Глазунов, больной и усталый, а потом осовевший после ужина, засыпавший, — начисто проснулся, вытаращив глаза, слушал и хохотал чуть ли не больше всех. Долго аплодировали после.
Глазунов сказал:
— Вот, приглашай вас в театр, — а потом, на поди, что получается!
М.А. сказал:
— Я ведь актеров не трогаю.
М.А. слышал, что вернули в Большой театр арестованных несколько месяцев назад Смольцова и Кудрявцеву — привезли их на линкольне... — что получат жалованье за восемь месяцев и путевки в дом отдыха.
А во МХАТе, говорят, арестован Степун.
Сегодня мы ездили на Истру, туда, где вахтанговцы нам дали, или вернее, продали, дачный участок. Нам предлагает доктор Аникин (рекомендация Русланова) купить у него половину дачи. Но при этом с теперешним этим совладельцем — у Аникина суд. Непонятно. М.А., конечно, сразу оценил положение и сказал, что уж если строиться, то только самостоятельно. Местность очень хорошая, тишина, благодать. А как бы хорошо, действительно, иметь возможность приезжать на дачу из Москвы, жить в этой тишине. Но... не верится даже, что осилим. Подумать только, у М.А. написано двенадцать пьес, — и ни копейки на текущем счету. Идут только две пьесы — в одном театре. Откуда — отложить?
13 сентября.
Днем М.А. в консерватории с балетной группой по «Светлане» (чей-то новый балет). Самосуд его не хочет пропускать, а балетная группа уже сделала много. Головоломка.
14 сентября.
После долгого перерыва звонила Лида Ронжина, сказала, что и брат и дочь у нее арестованы, что на руках у нее остался маленький внук. Просила меня зайти.
Вчера «Светлана», а сегодня вечером М.А. у Мордвинова на заседании — по поводу поправок в либретто «Волочаевские дни».
15 сентября.
Опять работа в Большом над либретто (гусевским).
16 сентября.
Около половины первого ночи, когда у меня сидел Дмитриев, вернулся М.А. из балетного техникума — опять возня с исправлениями «Светланы» (оказывается, музыка Клебанова, либретто — Жиго).
Сильнейший ливень весь вечер и часть ночи.

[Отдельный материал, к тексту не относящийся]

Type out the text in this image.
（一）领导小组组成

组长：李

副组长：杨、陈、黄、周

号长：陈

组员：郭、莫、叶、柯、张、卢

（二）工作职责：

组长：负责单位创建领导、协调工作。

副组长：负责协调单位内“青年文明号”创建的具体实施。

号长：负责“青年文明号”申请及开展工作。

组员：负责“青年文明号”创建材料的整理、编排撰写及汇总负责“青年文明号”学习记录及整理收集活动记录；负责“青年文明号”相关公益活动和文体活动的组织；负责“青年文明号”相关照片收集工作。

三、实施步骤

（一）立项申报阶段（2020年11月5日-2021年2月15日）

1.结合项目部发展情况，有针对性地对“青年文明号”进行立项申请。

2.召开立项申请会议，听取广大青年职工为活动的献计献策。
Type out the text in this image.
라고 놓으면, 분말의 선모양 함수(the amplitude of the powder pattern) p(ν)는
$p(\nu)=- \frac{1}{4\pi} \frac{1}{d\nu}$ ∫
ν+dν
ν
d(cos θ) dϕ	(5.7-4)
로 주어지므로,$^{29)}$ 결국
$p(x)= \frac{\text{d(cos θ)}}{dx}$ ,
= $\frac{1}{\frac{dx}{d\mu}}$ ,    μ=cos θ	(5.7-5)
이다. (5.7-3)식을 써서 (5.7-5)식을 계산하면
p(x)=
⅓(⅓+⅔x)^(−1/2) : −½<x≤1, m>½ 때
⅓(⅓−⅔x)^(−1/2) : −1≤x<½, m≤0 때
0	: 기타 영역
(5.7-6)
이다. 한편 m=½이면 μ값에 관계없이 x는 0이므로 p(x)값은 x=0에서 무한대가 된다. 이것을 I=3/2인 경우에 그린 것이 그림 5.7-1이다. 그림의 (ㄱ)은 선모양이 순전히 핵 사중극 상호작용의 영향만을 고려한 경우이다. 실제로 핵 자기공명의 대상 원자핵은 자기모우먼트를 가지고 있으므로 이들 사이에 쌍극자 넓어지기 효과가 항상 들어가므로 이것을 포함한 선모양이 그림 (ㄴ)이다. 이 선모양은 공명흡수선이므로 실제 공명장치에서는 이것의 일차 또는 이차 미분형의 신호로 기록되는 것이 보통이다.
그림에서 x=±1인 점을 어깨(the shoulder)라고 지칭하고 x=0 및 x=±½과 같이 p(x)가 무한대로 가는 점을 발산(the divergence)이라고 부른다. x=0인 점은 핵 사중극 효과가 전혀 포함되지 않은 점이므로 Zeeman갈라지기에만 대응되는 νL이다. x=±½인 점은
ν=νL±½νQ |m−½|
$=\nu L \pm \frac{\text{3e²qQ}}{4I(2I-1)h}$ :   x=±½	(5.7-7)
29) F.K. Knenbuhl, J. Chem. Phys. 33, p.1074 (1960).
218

М. А-ча привез Габович в своей машине, он же за ним и заезжал.
М.А. приехал с мигренью.
18 сентября.
Вчера М.А. вернулся поздно от Лепешинской, где балетная группа, вместе с ней и М.А., опять ломали голову все над той же «Светланой» — рассыпается в руках либретто.
Усталость М.А., безнадежность собственной работы.
Сегодня обедал у нас Яков Леонтьевич. Я накрыла красиво стол, Яков привез пломбир. Были ребята — Сергей и Женичка. Смотрели в рот — Мише и Якову — все время ожидая смешных вещей, — как чеховский дьякон.
19 сентября.
Утром звонок по телефону из Вахтанговского театра, приехал кто-то из дирекции Свердловского театра, хочет поговорить с М.А. относительно пьесы.
— Которой? — спросила я.
— «Дон-Кихота», — после паузы удивленно ответил этот приезжий — Георгиевский.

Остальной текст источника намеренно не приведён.